1.6 From People to Communities

Even as HCI develops into a traditional academic discipline, computing has already moved on to add sociology to its list of paramours. Socio-technical systems use the social sciences in their design as HCI interfaces use psychology. STS is not part of HCI, nor is sociology part of psychology, because a society is more than the people in it; e.g. East and West Germany, with similar people, performed differently as communities, as do North and South Korea today. A society is not just a set of people. People who gather to view an event or customers shopping for bargains are an aggregate, not a community. They only become a community when they see themselves as one, i.e. the community level arises directly from personal level cognitions.

Social systems can have a physical base or a technical base, so a socio-physical system is people socializing by physical means. Face-to-face friendships cross seamlessly to Facebook because the social level persists across physical and electronic architecture bases. Whether electronically or physically mediated, a social system is always people interacting with people. Electronic communication may be “virtual” but the people involved are real.

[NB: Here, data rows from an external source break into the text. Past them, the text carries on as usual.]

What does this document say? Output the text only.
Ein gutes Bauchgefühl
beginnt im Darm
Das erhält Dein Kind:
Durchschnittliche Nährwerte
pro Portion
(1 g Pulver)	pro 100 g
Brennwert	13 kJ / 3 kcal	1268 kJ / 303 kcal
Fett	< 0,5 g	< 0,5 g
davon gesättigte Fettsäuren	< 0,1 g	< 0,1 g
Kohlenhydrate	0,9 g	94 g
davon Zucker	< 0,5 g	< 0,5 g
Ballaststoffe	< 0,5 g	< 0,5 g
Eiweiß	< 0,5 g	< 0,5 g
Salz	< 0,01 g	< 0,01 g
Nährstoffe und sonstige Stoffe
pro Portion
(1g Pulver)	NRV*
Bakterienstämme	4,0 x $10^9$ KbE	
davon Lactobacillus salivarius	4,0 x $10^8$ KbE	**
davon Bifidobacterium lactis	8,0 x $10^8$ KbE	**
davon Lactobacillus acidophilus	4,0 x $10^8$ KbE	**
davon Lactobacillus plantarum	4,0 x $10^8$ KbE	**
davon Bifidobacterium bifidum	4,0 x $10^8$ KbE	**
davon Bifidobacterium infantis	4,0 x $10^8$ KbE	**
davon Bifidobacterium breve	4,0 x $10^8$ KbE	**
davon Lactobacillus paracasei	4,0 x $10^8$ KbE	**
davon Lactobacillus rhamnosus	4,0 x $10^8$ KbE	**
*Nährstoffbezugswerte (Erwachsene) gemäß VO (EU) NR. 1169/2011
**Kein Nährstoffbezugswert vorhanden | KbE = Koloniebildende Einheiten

Figure 1.6: The generations of computing disciplines

Online communities work through people, who work through software that works through hardware. While sociology studies the social level alone, socio-technical design studies how social, human, information and hardware levels interact. A sociologist can no more design socio-technologies than a psychologist can design human-computer interfaces. STS and HCI need computer-sociologists and computer-psychologists. The complexity of modern computing arises from its discipline promiscuity (Figure 1.6).